E’ passata una settimana. Una settimana soltanto. Mi sembra così dura senza di lui, non so come farò. Da sola non sono forte abbastanza per affrontare la vita. La vita è una questione che non si può risolvere senza l’aiuto di nessuno.
Mia madre mi accarezza, ma in questo momento non mi fa sentire meglio. Non basta.
«L’ultima volta che l’hai visto, fuori dal coma intendo, gli hai ricordato quanto lo amavi?» mi chiede. E’ la prima volta che parliamo di San dopo che è morto.
«No, non l’ho fatto. Come potevo immaginare che…?» Le parole hanno smarrito la strada per uscire e rimangono incastrate nella mia gola. Sento il pianto pizzicare i miei occhi ed ogni volta che il mio sguardo incontra quella lapide una lacrima sfugge al mio controllo.
«Non importa, tesoro mio. Lui lo sapeva. Lo sapeva bene.»
«Mentre era in coma, su quel letto di ospedale… gli ho parlato tanto sai? Poco prima che il suo cuore si fermasse gli stavo parlando di una sirena, a lui piacevano tanto.»
Ancora una carezza.
C’è una cosa a cui non riesco a smettere di pensare da quel giorno. Ho come la sensazione che lui mi abbia stretto la mano. Una stretta debole, come una carezza.

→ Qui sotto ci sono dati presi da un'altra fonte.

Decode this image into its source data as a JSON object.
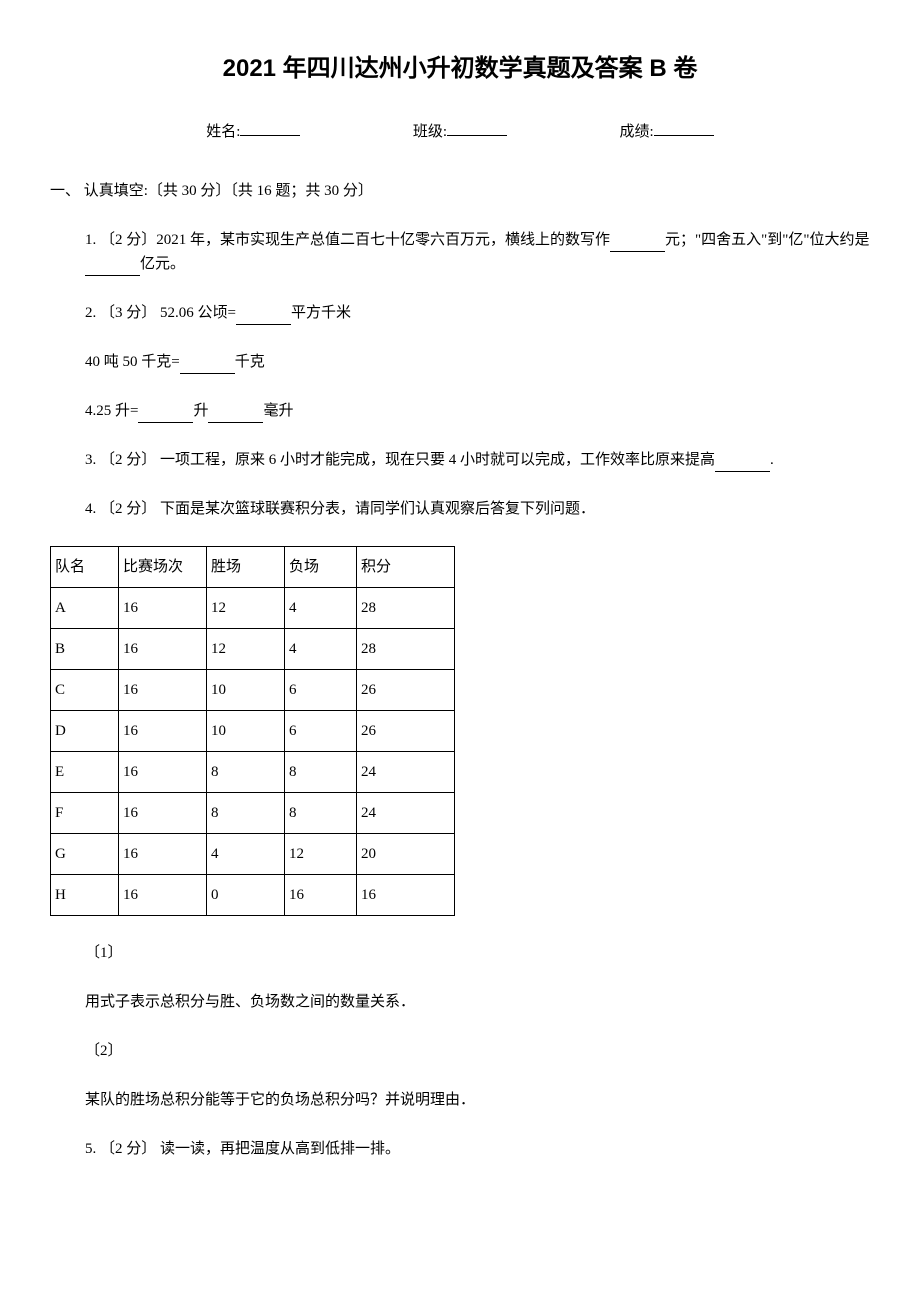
{
  "title": "2021 年四川达州小升初数学真题及答案 B 卷",
  "info": {
    "name_label": "姓名:",
    "class_label": "班级:",
    "score_label": "成绩:"
  },
  "section1": {
    "header": "一、 认真填空:〔共 30 分〕〔共 16 题；共 30 分〕"
  },
  "q1": {
    "text_a": "1. 〔2 分〕2021 年，某市实现生产总值二百七十亿零六百万元，横线上的数写作",
    "text_b": "元；\"四舍五入\"到\"亿\"位大约是",
    "text_c": "亿元。"
  },
  "q2": {
    "line1_a": "2. 〔3 分〕  52.06 公顷=",
    "line1_b": "平方千米",
    "line2_a": "40 吨 50 千克=",
    "line2_b": "千克",
    "line3_a": "4.25 升=",
    "line3_b": "升",
    "line3_c": "毫升"
  },
  "q3": {
    "text_a": "3. 〔2 分〕 一项工程，原来 6 小时才能完成，现在只要 4 小时就可以完成，工作效率比原来提高",
    "text_b": "."
  },
  "q4": {
    "intro": "4. 〔2 分〕 下面是某次篮球联赛积分表，请同学们认真观察后答复下列问题．",
    "table": {
      "columns": [
        "队名",
        "比赛场次",
        "胜场",
        "负场",
        "积分"
      ],
      "rows": [
        [
          "A",
          "16",
          "12",
          "4",
          "28"
        ],
        [
          "B",
          "16",
          "12",
          "4",
          "28"
        ],
        [
          "C",
          "16",
          "10",
          "6",
          "26"
        ],
        [
          "D",
          "16",
          "10",
          "6",
          "26"
        ],
        [
          "E",
          "16",
          "8",
          "8",
          "24"
        ],
        [
          "F",
          "16",
          "8",
          "8",
          "24"
        ],
        [
          "G",
          "16",
          "4",
          "12",
          "20"
        ],
        [
          "H",
          "16",
          "0",
          "16",
          "16"
        ]
      ]
    },
    "sub1_num": "〔1〕",
    "sub1_text": "用式子表示总积分与胜、负场数之间的数量关系．",
    "sub2_num": "〔2〕",
    "sub2_text": "某队的胜场总积分能等于它的负场总积分吗？并说明理由．"
  },
  "q5": {
    "text": "5. 〔2 分〕 读一读，再把温度从高到低排一排。"
  }
}
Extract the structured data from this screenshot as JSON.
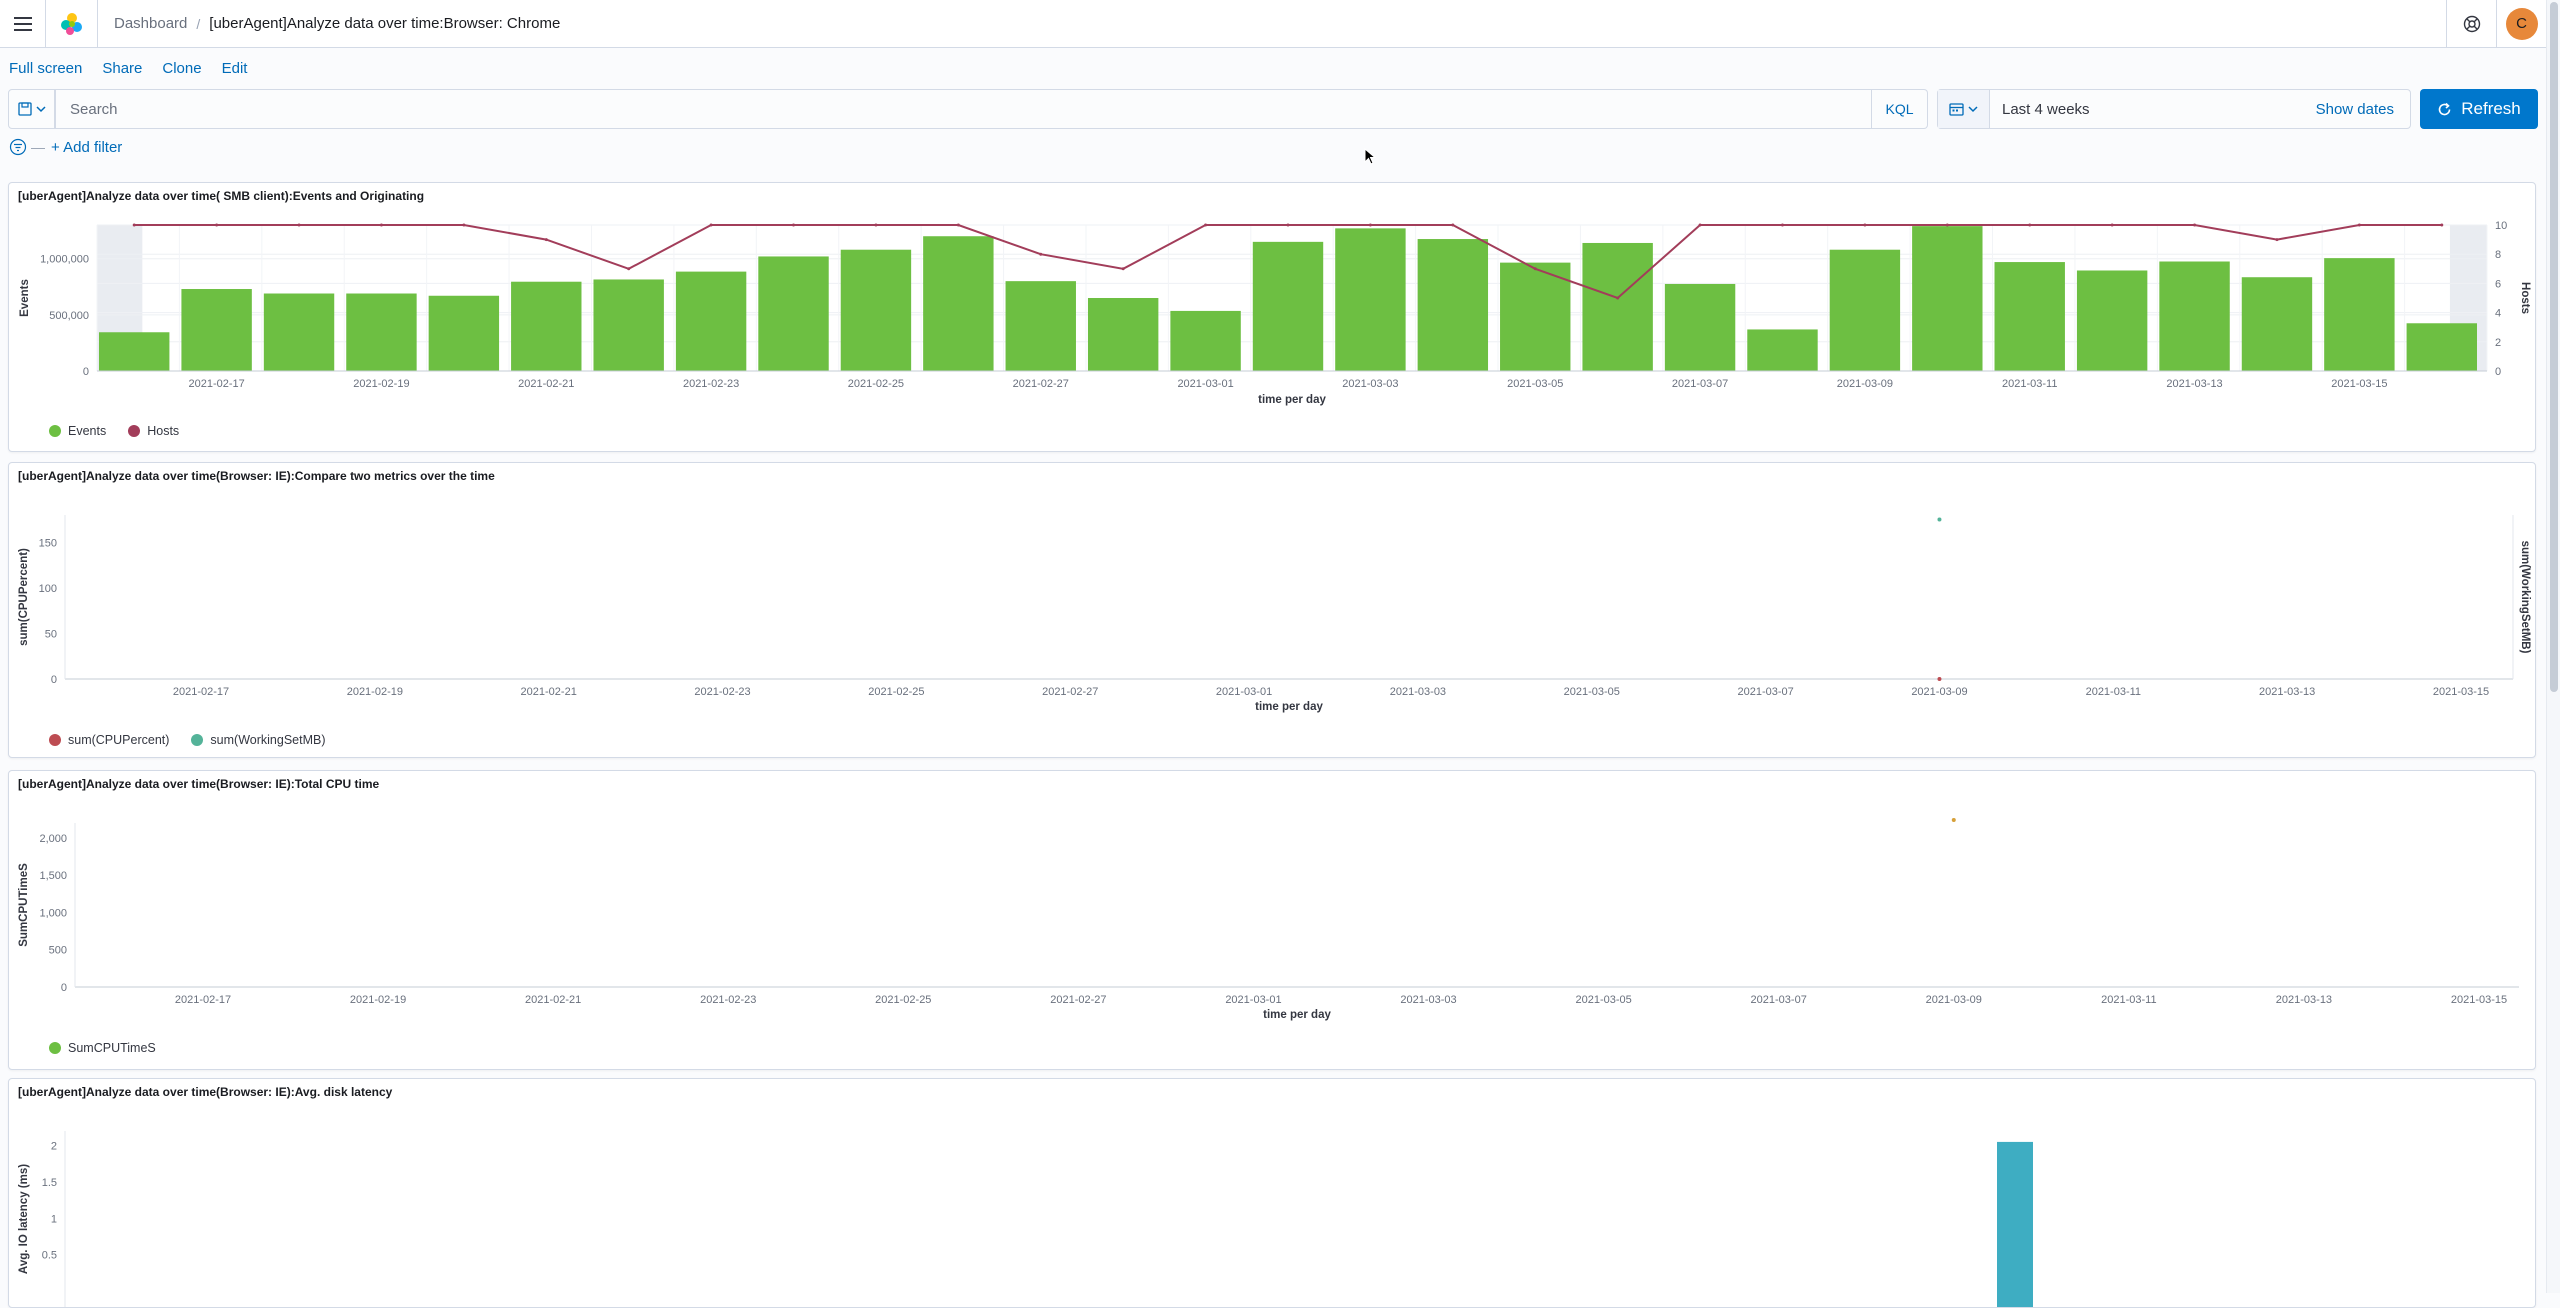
{
  "breadcrumbs": {
    "parent": "Dashboard",
    "current": "[uberAgent]Analyze data over time:Browser: Chrome"
  },
  "user": {
    "avatar_initial": "C"
  },
  "actions": {
    "full_screen": "Full screen",
    "share": "Share",
    "clone": "Clone",
    "edit": "Edit"
  },
  "query": {
    "search_placeholder": "Search",
    "language": "KQL"
  },
  "time": {
    "range": "Last 4 weeks",
    "show_dates": "Show dates",
    "refresh": "Refresh"
  },
  "filters": {
    "add_filter": "+ Add filter"
  },
  "panels": [
    {
      "title": "[uberAgent]Analyze data over time( SMB client):Events and Originating"
    },
    {
      "title": "[uberAgent]Analyze data over time(Browser: IE):Compare two metrics over the time"
    },
    {
      "title": "[uberAgent]Analyze data over time(Browser: IE):Total CPU time"
    },
    {
      "title": "[uberAgent]Analyze data over time(Browser: IE):Avg. disk latency"
    }
  ],
  "chart_data": [
    {
      "type": "bar",
      "title": "[uberAgent]Analyze data over time( SMB client):Events and Originating",
      "xlabel": "time per day",
      "ylabel": "Events",
      "y2label": "Hosts",
      "categories": [
        "2021-02-16",
        "2021-02-17",
        "2021-02-18",
        "2021-02-19",
        "2021-02-20",
        "2021-02-21",
        "2021-02-22",
        "2021-02-23",
        "2021-02-24",
        "2021-02-25",
        "2021-02-26",
        "2021-02-27",
        "2021-02-28",
        "2021-03-01",
        "2021-03-02",
        "2021-03-03",
        "2021-03-04",
        "2021-03-05",
        "2021-03-06",
        "2021-03-07",
        "2021-03-08",
        "2021-03-09",
        "2021-03-10",
        "2021-03-11",
        "2021-03-12",
        "2021-03-13",
        "2021-03-14",
        "2021-03-15",
        "2021-03-16"
      ],
      "x_tick_labels": [
        "2021-02-17",
        "2021-02-19",
        "2021-02-21",
        "2021-02-23",
        "2021-02-25",
        "2021-02-27",
        "2021-03-01",
        "2021-03-03",
        "2021-03-05",
        "2021-03-07",
        "2021-03-09",
        "2021-03-11",
        "2021-03-13",
        "2021-03-15"
      ],
      "ylim": [
        0,
        1300000
      ],
      "y_ticks": [
        "0",
        "500,000",
        "1,000,000"
      ],
      "y2lim": [
        0,
        10
      ],
      "y2_ticks": [
        "0",
        "2",
        "4",
        "6",
        "8",
        "10"
      ],
      "series": [
        {
          "name": "Events",
          "type": "bar",
          "color": "#6dbf42",
          "values": [
            345000,
            730000,
            690000,
            690000,
            670000,
            795000,
            815000,
            885000,
            1020000,
            1080000,
            1200000,
            800000,
            650000,
            535000,
            1150000,
            1270000,
            1175000,
            965000,
            1140000,
            775000,
            370000,
            1080000,
            1290000,
            970000,
            895000,
            975000,
            835000,
            1005000,
            425000
          ]
        },
        {
          "name": "Hosts",
          "type": "line",
          "color": "#a23d5a",
          "values": [
            10,
            10,
            10,
            10,
            10,
            9,
            7,
            10,
            10,
            10,
            10,
            8,
            7,
            10,
            10,
            10,
            10,
            7,
            5,
            10,
            10,
            10,
            10,
            10,
            10,
            10,
            9,
            10,
            10
          ]
        }
      ],
      "legend_position": "bottom-left",
      "grid": true
    },
    {
      "type": "line",
      "title": "[uberAgent]Analyze data over time(Browser: IE):Compare two metrics over the time",
      "xlabel": "time per day",
      "ylabel": "sum(CPUPercent)",
      "y2label": "sum(WorkingSetMB)",
      "x_tick_labels": [
        "2021-02-17",
        "2021-02-19",
        "2021-02-21",
        "2021-02-23",
        "2021-02-25",
        "2021-02-27",
        "2021-03-01",
        "2021-03-03",
        "2021-03-05",
        "2021-03-07",
        "2021-03-09",
        "2021-03-11",
        "2021-03-13",
        "2021-03-15"
      ],
      "ylim": [
        0,
        180
      ],
      "y_ticks": [
        "0",
        "50",
        "100",
        "150"
      ],
      "series": [
        {
          "name": "sum(CPUPercent)",
          "color": "#bd4c52",
          "points": [
            {
              "x": "2021-03-09",
              "y": 0
            }
          ]
        },
        {
          "name": "sum(WorkingSetMB)",
          "color": "#54b399",
          "points": [
            {
              "x": "2021-03-09",
              "y": 175
            }
          ]
        }
      ],
      "legend_position": "bottom-left"
    },
    {
      "type": "line",
      "title": "[uberAgent]Analyze data over time(Browser: IE):Total CPU time",
      "xlabel": "time per day",
      "ylabel": "SumCPUTimeS",
      "x_tick_labels": [
        "2021-02-17",
        "2021-02-19",
        "2021-02-21",
        "2021-02-23",
        "2021-02-25",
        "2021-02-27",
        "2021-03-01",
        "2021-03-03",
        "2021-03-05",
        "2021-03-07",
        "2021-03-09",
        "2021-03-11",
        "2021-03-13",
        "2021-03-15"
      ],
      "ylim": [
        0,
        2200
      ],
      "y_ticks": [
        "0",
        "500",
        "1,000",
        "1,500",
        "2,000"
      ],
      "series": [
        {
          "name": "SumCPUTimeS",
          "color": "#d6a03a",
          "points": [
            {
              "x": "2021-03-09",
              "y": 2240
            }
          ]
        }
      ],
      "legend_position": "bottom-left"
    },
    {
      "type": "bar",
      "title": "[uberAgent]Analyze data over time(Browser: IE):Avg. disk latency",
      "ylabel": "Avg. IO latency (ms)",
      "ylim": [
        0,
        2.2
      ],
      "y_ticks": [
        "0.5",
        "1",
        "1.5",
        "2"
      ],
      "series": [
        {
          "name": "Avg. IO latency (ms)",
          "color": "#3eadc2",
          "points": [
            {
              "x": "2021-03-10",
              "y": 2.05
            }
          ]
        }
      ]
    }
  ]
}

Un modo come un altro per dirmi: “so che ci sei. Ti  ho sentito”.
Poco dopo è morto.
Mi lascio cadere per terra davanti alla lapide e non solo cedono le ginocchia, ma anche i freni che trattenevano le lacrime. Con una mano cerco di raccoglierle sulla mia guancia prima che cadano per terra. Poi, lentamente, la avvicino al petto dove percepisco un battito stranamente tranquillo.
E’ questo che hai sfiorato veramente con ogni tuo gesto. Il mio cuore.